Healthy socialization isn’t just a developmental milestone to maintain. Instead, it’s a much more complex series of steps that help your child to navigate the world around her. From patiently waiting her turn in line for the preschool water fountain to playing a game of tag without tackling the other kids, there are many ways to tell if your little one knows her social do’s and don’t’s.
You might not think of your baby as a social creature, but a healthy sense of socialization in an infant can breed a foundation for future learning. Unlike older kids who show obvious signs of social development such as playing well with other kids, your baby’s skills in this area are of a slightly different nature. Don’t expect that your 11-month old will want to hang with the neighbor kid sharing her favorite stuffed animals. Instead, look at the ways that your infant engages in beginning play and reacts to and communicates with you and others around her. For example, when you play pat-a-cake, she should engage her focus on you and smile in response to your friendly face.

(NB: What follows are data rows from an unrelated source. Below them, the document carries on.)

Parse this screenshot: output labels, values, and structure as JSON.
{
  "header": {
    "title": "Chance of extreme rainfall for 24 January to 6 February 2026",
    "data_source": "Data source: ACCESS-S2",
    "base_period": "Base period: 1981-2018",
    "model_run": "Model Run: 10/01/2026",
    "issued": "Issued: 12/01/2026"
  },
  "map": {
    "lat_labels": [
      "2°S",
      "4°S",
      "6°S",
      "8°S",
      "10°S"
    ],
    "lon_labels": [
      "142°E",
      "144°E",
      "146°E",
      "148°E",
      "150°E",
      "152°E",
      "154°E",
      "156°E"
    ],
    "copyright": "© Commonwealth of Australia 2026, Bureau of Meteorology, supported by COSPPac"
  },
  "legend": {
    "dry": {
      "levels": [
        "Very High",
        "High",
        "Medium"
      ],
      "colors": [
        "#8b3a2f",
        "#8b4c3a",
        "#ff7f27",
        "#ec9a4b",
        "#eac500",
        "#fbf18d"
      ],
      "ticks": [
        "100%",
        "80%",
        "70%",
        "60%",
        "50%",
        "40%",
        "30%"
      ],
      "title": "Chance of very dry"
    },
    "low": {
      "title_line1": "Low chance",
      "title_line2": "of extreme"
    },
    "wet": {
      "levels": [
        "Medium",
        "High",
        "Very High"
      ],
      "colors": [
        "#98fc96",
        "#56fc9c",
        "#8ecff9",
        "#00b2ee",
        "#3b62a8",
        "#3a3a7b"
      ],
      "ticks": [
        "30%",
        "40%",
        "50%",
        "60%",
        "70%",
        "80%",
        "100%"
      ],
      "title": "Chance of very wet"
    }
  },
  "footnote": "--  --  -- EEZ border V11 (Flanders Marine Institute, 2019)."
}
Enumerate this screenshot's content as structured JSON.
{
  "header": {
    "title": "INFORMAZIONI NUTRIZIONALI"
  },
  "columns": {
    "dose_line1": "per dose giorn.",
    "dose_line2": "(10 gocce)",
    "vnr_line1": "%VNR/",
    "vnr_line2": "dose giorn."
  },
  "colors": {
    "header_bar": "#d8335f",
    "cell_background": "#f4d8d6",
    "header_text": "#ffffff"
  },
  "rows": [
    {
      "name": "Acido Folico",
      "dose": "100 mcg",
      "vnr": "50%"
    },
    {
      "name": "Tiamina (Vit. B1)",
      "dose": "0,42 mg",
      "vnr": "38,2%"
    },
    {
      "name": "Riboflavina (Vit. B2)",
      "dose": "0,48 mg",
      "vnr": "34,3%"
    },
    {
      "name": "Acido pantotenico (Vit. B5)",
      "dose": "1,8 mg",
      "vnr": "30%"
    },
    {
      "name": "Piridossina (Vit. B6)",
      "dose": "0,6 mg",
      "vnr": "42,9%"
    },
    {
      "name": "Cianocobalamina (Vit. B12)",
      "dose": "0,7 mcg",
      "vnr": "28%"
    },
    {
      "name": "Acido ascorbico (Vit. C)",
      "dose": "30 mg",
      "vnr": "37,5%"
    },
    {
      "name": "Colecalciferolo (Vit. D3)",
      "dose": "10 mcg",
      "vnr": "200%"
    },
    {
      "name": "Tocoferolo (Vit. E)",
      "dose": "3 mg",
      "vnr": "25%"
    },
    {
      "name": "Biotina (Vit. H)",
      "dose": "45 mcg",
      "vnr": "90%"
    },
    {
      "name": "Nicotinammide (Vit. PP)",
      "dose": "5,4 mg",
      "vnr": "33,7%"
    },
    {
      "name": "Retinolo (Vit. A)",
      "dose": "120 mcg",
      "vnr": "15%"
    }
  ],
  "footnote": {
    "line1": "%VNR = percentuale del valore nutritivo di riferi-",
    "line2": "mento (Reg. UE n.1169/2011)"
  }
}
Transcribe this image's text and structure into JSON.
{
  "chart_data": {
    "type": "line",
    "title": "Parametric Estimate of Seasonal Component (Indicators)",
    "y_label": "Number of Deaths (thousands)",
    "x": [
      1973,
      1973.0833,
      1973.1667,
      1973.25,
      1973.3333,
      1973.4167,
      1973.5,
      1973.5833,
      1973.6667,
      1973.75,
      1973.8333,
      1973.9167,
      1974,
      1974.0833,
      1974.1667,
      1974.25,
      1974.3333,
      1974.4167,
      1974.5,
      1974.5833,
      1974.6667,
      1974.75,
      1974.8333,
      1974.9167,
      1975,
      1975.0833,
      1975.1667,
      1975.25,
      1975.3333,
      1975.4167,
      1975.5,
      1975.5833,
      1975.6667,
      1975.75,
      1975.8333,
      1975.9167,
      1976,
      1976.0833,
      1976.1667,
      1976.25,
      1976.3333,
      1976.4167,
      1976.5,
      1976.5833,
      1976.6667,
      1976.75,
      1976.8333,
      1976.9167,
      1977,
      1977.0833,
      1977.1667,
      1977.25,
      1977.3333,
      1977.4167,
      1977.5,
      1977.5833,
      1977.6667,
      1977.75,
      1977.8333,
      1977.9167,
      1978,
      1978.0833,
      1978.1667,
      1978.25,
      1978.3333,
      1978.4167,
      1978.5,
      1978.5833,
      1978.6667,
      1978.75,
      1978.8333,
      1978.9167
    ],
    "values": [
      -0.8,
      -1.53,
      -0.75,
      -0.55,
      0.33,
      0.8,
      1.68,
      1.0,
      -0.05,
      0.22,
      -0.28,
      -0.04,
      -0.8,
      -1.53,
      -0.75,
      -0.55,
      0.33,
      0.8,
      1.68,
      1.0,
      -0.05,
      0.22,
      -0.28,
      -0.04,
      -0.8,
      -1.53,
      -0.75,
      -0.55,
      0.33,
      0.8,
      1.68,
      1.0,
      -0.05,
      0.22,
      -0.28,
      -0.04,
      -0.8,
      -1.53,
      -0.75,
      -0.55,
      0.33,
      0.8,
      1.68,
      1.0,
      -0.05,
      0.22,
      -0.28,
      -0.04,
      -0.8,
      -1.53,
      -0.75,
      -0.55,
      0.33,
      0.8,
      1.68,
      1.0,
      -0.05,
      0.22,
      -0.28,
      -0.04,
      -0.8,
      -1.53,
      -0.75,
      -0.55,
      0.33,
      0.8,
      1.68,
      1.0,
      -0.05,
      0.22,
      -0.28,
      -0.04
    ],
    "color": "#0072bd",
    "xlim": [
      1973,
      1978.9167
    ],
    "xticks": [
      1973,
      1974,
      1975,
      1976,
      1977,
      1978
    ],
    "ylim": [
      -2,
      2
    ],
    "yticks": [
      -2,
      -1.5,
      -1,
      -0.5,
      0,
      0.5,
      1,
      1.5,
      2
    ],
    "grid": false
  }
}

During the second year of life, you’ll see a jump in your child’s social skills. Unlike infants, young toddlers are developing a budding sense of awareness that includes both themselves and others. While toddlers between 12 and 24 months still aren’t ready to take on full-time cooperative play, healthy socialization during this period does include interest in what other kids are doing and the ability to play near them. You can expect that your young toddler will have some self-struggles with concepts such as empathy (after all, this is a very new skill for your little one), but she should show signs that she is beginning to get the hang of this new type of play. (You probably know adults who know have trouble with the concept of empathy.)
Just because there is a popular notion that toddler-time equals the terrible-twos doesn’t mean that you should lower your expectations for your little one’s social behaviors. Healthy socialization at this stage includes a growing ability to “play nice” with other kids, a developing sense of empathy or understanding, and a true interest in actually engaging in interactions with other toddlers. Most older toddlers still don’t have the total self-control to hold back from grabbing a toy from another child or whining when she has to wait her turn. That said, kids at this age can take a step back and understand when their actions hurt someone else and turn their behavior around.
The difference between a toddler’s and preschooler’s social skills often seems like black and white. While toddlers can play well next to other kids, preschoolers truly want to play with others and often engage in elaborate group play scenarios. Healthy social development at this stage includes the interest in playing with other children, the beginnings of true friendships (based on real interests such as a love for a favorite superhero), problem solving in collaboration with others and an actual sense of empathy.